Pirates Of The Caribbean 5 is confusing enough without the two different titles (in the UK it’s known as Salazar’s Revenge but in the US it’s Dead Men Tell No Tales) – with an indecipherable plot and vast numbers of pirates, some already dead but fighting gamely on.
The film is set in the 18th century, so I can’t accuse Johnny Depp of phoning in his performance as Jack Sparrow, but maybe he wrote a message, stuck it in a bottle and threw it into the sea as he really doesn’t do much here but raise his eyebrows and make bad jokes.

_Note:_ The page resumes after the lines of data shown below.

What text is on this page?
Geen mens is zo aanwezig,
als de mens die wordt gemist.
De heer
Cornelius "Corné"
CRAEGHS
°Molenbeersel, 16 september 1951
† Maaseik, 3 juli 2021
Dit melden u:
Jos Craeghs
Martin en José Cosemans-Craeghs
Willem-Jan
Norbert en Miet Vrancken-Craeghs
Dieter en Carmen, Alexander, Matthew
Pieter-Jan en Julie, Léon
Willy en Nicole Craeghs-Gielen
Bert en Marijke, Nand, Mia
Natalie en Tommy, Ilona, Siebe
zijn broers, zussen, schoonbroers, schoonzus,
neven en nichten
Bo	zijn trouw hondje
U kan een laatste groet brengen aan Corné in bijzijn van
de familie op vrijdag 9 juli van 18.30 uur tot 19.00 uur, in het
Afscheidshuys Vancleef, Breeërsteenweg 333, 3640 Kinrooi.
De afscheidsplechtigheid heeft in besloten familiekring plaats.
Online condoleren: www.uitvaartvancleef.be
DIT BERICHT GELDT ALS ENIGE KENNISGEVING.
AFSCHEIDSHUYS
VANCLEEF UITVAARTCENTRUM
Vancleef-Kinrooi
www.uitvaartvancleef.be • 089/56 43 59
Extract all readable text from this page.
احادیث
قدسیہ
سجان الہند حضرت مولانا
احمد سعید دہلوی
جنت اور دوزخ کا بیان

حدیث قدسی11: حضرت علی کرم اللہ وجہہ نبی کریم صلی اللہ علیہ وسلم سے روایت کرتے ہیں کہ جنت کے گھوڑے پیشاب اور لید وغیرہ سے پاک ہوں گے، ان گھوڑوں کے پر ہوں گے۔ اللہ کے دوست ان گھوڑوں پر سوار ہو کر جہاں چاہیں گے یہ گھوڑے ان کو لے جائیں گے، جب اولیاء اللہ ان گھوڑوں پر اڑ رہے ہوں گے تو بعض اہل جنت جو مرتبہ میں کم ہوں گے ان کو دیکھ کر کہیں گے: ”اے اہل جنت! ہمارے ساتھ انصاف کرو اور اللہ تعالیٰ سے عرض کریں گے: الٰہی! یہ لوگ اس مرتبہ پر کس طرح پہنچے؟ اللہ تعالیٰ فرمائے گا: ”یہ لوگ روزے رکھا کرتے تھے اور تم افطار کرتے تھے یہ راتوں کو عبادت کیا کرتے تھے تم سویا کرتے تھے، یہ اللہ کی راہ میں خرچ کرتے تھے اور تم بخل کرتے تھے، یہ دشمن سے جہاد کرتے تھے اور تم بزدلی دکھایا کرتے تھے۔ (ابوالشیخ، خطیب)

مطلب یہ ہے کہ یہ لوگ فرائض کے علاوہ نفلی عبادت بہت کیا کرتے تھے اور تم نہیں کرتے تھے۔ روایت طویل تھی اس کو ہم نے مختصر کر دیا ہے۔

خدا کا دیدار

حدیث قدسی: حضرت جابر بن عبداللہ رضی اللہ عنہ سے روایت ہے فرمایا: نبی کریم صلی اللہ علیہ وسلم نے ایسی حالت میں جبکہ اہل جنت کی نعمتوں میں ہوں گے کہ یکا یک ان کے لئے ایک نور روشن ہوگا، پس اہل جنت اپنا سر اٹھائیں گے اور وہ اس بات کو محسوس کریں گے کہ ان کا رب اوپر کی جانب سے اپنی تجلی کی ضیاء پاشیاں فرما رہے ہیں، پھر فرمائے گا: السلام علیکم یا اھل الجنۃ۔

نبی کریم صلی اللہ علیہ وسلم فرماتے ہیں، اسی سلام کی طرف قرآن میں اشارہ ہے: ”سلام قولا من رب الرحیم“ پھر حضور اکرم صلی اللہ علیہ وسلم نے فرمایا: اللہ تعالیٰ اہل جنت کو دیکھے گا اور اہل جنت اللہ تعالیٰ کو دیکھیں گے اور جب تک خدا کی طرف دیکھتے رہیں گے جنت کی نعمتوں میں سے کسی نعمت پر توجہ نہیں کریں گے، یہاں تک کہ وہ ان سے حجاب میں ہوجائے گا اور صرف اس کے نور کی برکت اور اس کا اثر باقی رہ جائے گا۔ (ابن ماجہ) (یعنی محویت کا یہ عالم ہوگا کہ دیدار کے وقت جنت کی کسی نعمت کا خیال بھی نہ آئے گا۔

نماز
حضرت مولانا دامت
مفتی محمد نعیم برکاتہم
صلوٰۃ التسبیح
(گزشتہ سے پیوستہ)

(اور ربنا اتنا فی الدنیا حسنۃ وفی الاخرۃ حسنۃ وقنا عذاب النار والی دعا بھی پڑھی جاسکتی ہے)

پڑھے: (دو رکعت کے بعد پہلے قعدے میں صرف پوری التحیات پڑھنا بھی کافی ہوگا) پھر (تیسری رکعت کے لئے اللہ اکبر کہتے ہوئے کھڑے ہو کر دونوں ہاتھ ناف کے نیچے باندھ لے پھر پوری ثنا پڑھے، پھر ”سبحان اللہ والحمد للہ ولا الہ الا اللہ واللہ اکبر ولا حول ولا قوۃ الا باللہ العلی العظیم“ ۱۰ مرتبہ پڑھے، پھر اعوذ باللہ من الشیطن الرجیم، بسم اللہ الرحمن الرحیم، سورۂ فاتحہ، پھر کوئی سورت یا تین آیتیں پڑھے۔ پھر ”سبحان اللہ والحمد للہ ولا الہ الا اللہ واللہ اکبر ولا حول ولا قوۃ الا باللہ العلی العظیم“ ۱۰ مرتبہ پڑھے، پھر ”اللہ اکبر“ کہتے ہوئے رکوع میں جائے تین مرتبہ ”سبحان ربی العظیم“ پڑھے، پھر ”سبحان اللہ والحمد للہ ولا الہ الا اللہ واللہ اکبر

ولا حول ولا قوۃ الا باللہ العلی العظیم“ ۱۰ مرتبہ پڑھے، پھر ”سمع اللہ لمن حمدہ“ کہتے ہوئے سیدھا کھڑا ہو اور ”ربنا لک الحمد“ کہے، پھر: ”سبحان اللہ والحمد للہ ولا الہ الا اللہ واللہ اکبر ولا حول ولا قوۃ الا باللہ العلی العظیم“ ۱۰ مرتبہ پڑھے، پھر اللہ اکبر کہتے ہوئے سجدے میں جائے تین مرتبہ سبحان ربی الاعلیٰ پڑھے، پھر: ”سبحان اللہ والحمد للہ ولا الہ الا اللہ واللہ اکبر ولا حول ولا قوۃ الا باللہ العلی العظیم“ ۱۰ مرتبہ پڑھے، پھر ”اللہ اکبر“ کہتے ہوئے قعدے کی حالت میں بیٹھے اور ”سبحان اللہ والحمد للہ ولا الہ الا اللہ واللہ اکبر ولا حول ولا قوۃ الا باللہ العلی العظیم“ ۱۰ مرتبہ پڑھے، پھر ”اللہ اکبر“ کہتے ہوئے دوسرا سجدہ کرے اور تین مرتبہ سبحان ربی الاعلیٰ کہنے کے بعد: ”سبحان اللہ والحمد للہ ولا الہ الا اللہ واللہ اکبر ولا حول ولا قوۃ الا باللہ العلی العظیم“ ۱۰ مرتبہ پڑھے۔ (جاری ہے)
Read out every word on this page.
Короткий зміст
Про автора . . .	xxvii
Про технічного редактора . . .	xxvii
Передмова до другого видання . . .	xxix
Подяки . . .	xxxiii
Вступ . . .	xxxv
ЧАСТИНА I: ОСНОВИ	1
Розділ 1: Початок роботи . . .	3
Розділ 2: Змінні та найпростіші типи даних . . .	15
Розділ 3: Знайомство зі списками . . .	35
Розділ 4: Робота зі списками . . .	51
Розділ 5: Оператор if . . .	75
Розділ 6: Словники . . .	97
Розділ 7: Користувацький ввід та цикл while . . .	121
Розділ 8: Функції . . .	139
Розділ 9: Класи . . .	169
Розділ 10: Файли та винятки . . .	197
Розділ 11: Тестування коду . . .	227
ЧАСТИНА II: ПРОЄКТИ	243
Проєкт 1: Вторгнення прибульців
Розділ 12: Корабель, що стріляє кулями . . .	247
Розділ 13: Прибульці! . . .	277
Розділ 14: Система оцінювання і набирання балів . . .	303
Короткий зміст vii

Which I do too (well not the eyebrow thing, not since I had that botox anyway) but no one pays me millions for it.
Depp can be very engaging in these movies, even with a weak script (and apparently he had a hand in this one) but charm only takes you so far and after four films this should have been a performance that reinvigorated an ageing franchise.
Click here for the Pirates Of The Caribbean: Salazar’s Revenge 1 minute video review
This isn’t a terrible film – it’s a romp which is fun in parts and has lots of blockbuster essentials – set pieces, romance, unexpected family links, and of course a (completely unnecessary in this case) sacrifice. But it’s ultimately disappointing, with weak jokes and an over-complicated story.
Out of the set pieces there is one that really stands out, a joyous scene in the town square involving a double execution – and yes that’s a sentence I never thought I’d write. But it is great fun, as Jack and amateur scientist Carina aim to stay alive as mayhem swirls around them and they try not to let their rescuers kill them by mistake.
At one point Jack (Johnny Depp), already fastened into the guillotine, is being whirled around in the air while the platform collapses round him, and as he spins the blade moves ominously towards him then away, always missing the Sparrow neck by mere inches. It is a genuinely funny scene and if only the rest of the film was as enjoyable.
Carina Smyth (Kaya Scodelario) is an orphan whose father has left her a map that no man can read, a map of the stars, that she is sure can lead them to the Trident of Poseidon – a mythical fork that can remove all the curses of the sea like a paranormal oceanic clean-up operation. She teams up with Henry Turner (Brenton Thwaites), who wants to use it to bring back his father Will Turner (Orlando Bloom) from the ocean floor where he resides in watery gloom on the ship the Flying Dutchman.
Jack Sparrow, so down on his luck that he swaps his magic compass for a bottle (an action which frees Spanish pirate Salazar from his deathly home in the Devil’s Triangle, so he can come after Jack who previously sent him there), is arrested and due to be executed the same day as Carina.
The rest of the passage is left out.